Glenognatha argyrostilba

Scientific classification
- Kingdom: Animalia
- Phylum: Arthropoda
- Subphylum: Chelicerata
- Class: Arachnida
- Order: Araneae
- Infraorder: Araneomorphae
- Family: Tetragnathidae
- Genus: Glenognatha
- Species: G. argyrostilba
- Binomial name: Glenognatha argyrostilba (O. Pickard-Cambridge, 1876)
- Synonyms: Pachygnatha argyrostilba O. Pickard-Cambridge, 1876 ; Dyschiriognatha montana Simon, 1898 ; Glenognatha mira Bryant, 1945 ; Dyschiriognatha atlantica Holm, 1969 ; Glenognatha maelfaiti Baert, 1987 ; Dyschiriognatha argyrostilba Bosmans & Bosselaers, 1994 ;

= Glenognatha argyrostilba =

- Authority: (O. Pickard-Cambridge, 1876)

Species of spider

Glenognatha argyrostilba is a species of spider in the family Tetragnathidae.

==Distribution==
Glenognatha argyrostilba is found across Africa and has been introduced to the Caribbean, Ecuador, Galápagos Islands, Brazil, Saint Helena, and Seychelles. In Africa, it is recorded in many countries from Egypt, Niger, Ivory Coast, Nigeria, Cameroon, Ethiopia, Democratic Republic of the Congo, and South Africa.

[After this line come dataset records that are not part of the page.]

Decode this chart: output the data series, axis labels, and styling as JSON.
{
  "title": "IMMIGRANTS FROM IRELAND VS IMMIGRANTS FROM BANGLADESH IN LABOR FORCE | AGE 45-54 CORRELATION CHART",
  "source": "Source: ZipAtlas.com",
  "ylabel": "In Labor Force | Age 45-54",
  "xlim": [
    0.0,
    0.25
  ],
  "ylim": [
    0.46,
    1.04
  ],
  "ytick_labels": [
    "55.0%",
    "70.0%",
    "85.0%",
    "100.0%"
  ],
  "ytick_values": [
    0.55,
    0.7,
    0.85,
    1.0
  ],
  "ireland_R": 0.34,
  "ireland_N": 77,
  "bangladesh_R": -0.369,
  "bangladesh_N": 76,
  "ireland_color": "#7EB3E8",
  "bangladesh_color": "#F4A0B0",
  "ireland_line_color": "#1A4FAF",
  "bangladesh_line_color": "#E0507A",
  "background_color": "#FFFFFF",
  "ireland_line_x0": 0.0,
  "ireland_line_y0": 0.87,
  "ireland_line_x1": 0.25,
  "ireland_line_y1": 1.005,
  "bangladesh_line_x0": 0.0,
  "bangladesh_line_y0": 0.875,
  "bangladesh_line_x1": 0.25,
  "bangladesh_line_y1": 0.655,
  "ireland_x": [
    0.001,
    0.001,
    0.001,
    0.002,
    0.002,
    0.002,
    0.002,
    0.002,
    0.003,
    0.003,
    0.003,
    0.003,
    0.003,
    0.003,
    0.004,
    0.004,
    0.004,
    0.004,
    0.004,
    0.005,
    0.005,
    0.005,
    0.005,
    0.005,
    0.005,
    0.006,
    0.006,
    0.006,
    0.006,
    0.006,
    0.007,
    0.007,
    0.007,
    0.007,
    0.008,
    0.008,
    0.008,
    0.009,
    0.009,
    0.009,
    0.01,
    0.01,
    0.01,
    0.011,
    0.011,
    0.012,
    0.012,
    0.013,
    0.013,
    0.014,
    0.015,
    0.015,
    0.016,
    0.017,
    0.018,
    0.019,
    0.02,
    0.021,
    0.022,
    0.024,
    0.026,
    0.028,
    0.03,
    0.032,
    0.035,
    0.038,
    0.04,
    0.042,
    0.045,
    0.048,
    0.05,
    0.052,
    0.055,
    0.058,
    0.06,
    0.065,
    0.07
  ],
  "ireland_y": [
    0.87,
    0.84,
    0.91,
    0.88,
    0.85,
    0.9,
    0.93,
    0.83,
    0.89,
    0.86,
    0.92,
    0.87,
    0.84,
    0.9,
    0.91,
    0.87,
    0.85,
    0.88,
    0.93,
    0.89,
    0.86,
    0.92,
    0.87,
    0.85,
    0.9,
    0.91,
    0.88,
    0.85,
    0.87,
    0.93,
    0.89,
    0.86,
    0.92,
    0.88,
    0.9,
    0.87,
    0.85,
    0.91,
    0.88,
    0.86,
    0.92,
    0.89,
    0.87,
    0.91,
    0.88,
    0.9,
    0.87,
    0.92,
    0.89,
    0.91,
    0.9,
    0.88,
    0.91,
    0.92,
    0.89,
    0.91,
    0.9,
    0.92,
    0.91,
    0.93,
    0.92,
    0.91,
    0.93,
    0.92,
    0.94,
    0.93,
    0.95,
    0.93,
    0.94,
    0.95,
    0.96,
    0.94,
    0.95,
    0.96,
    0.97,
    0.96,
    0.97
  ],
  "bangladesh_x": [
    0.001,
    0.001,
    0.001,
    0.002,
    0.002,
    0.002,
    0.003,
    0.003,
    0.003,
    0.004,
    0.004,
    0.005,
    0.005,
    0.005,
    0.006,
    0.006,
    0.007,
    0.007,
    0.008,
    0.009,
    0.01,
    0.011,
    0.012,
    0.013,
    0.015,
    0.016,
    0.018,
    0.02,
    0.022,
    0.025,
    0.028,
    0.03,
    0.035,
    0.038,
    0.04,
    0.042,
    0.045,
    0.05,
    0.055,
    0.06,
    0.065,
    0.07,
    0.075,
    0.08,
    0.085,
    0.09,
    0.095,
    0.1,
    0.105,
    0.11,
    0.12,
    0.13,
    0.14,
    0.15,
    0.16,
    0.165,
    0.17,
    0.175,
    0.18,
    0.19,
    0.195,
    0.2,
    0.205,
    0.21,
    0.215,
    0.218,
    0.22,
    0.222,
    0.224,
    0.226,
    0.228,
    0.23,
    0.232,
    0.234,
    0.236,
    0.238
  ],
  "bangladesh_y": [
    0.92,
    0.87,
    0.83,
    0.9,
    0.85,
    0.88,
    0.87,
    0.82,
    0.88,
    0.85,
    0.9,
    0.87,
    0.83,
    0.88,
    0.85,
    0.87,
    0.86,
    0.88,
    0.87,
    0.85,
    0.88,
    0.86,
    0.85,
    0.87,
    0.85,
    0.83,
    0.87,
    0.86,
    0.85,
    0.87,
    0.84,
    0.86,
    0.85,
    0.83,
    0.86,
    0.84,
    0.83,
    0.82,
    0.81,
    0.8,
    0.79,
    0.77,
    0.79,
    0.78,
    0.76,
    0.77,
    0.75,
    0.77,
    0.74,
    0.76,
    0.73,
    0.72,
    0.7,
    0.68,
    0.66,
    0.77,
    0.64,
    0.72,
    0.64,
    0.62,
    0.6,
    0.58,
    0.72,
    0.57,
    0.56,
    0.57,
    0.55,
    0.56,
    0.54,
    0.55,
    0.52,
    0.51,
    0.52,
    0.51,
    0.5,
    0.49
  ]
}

In South Africa, the species is known from KwaZulu-Natal and Limpopo, specifically from Ndumo Game Reserve and Luvhondo Nature Reserve.

==Habitat and ecology==
The species usually builds webs in vegetation adjacent to streams about 25 cm to 2 m above ground level, although some individuals were found far from running water in low vegetation. The web is almost horizontal with a closed hub and few sticky spiral turns and radii. The web frame is rectangular or triangular.

In South Africa, the species has been sampled from the Savanna biome at an altitude of 140 m.

==Description==

Both sexes are known.

==Conservation==
Glenognatha argyrostilba is listed as Least Concern by the South African National Biodiversity Institute due to its wide geographical range.In South Africa, it is protected in Ndumo Game Reserve and Luvhondo Nature Reserve.

==Taxonomy==
The species was originally described by Octavius Pickard-Cambridge in 1876 from Egypt as Pachygnatha argyrostilba. It was transferred to Glenognatha and redescribed by Cabra-García and Brescovit in 2016, who synonymized several species.